Philosophy Of Reality
Joining up some disparate threads, will sort this out at some point into something more lucid.
- vs the Tao...
Baudrillard claims a market economy is the pinnacle of a simulated society. In The Precession of Simulacra, he picks up on Disneyland (as do many others, I'm sure) as a simulation, a place of fakeness. But then Baudrillard continues to contrast this with the fakeness outside Disney - the fakeness of "real" life. As he says:
"People no longer look at each other, but there are institutes for that. They no longer touch each other, but there is contactotherapy. They no longer walk, but they go jogging, etc. ... One reinvents penury, asceticism, vanished savage naturalness: natural food, health food, yoga."
Compare this to what Alan Watts says regarding the escape of holidays:
"We crave distraction - a panorama of sights, sounds, thrills and titillations into which as much as possible must be crowded in the shortest possible time. To keep up this "standard" most of us are willing to put up with lives that consist largely in doing jobs that are a bore, earning the means to seek relief from the tedium by intervals of hectic and expensive pleasure. These intervals are supposed to be the real living, the real purpose served by the necessary evil of work." (The Wisdom of Insecurity, p. 20-21)
- the simulation of scarcity
The same idea - that market economies lead to a totality of simulation - links into a large number of things, as it leads us to question the nature of the things that we buy and sell, the things that we value. If we accept that economics was originally the "science" of limited resource management, perhaps we should investigate the issue not on the idea of "management", but of how we see things as being "limited".
Trade and expansion are 2 separate things. Trade can exist without expansion, as resources are naturally depleted, but also naturally reproduce. However, a competitive society (assuming that some standard exists for value to be competed over) intent on improving an entire population (i.e. a greater-than-zero-sum game) must provide more input in order to improve. (Improved efficiency is also an option, but expansion is easier than efficiency, and so will take precedence.)
One possible theory is that "natural" resources have "run out", in trade terms. That is to say, structures have reached a relatively stable point where these resources have been fully portioned out, and while prices may fluctuate globally, there is little (if any) opportunity for new competitors. It is feasible that control over these natural resources (oil, metals, food, etc) grew relatively stable a long time ago with the rise of "true" globalisation (i.e. imperialism rather than corporate globalisation today).
Thus, to keep competition pushing (for competition provides improvement), more resources must be created. But the creation of "natural" resources such as those outlined above is difficult for 2 reasons - firstly, we do not have the knowledge, and secondly, even if we did have the knowledge, the current stability of the infrastructure means that this creation would be resisted. Thus, new areas of possessable resources must be determined. Which is where the digital marketplace comes in.
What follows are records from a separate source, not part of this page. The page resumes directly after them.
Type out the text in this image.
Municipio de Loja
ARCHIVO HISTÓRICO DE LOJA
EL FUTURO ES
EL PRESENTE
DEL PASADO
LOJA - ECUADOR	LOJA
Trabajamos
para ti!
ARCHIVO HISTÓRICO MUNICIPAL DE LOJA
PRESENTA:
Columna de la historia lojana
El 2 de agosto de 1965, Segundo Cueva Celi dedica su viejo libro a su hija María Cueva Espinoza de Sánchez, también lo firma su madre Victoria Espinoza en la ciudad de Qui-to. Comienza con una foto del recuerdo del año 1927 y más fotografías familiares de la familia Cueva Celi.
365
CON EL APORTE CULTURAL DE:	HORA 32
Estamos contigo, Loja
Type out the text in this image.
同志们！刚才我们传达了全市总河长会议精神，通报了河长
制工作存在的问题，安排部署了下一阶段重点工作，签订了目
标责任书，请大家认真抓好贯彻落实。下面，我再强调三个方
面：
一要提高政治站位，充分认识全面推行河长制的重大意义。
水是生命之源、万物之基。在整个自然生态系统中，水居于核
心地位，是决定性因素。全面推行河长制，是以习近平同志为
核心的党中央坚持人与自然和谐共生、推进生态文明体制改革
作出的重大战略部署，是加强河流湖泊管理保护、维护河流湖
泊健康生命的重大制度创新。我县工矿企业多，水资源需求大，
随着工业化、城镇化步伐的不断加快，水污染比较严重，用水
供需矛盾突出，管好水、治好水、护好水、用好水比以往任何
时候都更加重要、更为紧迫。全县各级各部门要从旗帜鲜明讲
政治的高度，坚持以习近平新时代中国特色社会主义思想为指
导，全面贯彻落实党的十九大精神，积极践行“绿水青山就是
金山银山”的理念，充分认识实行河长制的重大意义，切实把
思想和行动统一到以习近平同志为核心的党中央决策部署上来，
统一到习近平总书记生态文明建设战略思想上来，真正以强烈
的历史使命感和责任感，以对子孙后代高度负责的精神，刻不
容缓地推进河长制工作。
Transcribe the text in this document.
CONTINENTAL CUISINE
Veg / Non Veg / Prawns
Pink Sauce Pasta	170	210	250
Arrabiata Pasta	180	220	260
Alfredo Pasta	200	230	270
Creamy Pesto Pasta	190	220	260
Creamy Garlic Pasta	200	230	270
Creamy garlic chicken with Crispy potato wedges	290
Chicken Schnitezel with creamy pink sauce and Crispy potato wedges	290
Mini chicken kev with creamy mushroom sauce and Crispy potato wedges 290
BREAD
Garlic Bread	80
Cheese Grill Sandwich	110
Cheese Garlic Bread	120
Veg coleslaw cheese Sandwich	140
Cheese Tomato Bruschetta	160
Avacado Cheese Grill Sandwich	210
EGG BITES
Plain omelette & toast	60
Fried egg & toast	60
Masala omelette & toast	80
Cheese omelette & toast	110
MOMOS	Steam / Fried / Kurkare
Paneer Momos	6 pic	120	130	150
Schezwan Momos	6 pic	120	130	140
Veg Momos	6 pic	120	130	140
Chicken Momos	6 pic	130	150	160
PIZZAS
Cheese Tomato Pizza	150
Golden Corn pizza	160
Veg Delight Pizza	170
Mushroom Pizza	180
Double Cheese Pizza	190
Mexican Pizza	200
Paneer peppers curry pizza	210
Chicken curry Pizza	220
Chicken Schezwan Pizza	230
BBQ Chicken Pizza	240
Bits and bytes do not exist. They are not things, they are merely states of electricity, defined relative to each other captured in standards and protocols. One cannot own a state of existence - you cannot purchase the properties of life or death, for instance. But through these standards, a new realm has been concocted. States that represent something (or perhaps, following Baudrillard's fourth definition (more explanation needed here), represent nothing at all but themselves) are the new "natural" resource. DRM is an enactment of limited scarcity - a way to clamp down on the apparently unlimitedness inherent in the mere recreation of certain physical states.
Intellectual property is the same deal. Leasing of patents, for example, is nothing but an exercise in applying fake scarcity.
But does all this mean that scarcity is real? For if scarcity isn't real, and is therefore a choice, then shouldn't we be weighing up the opportunities for equal access to concepts (such as ideas) against the need for progress?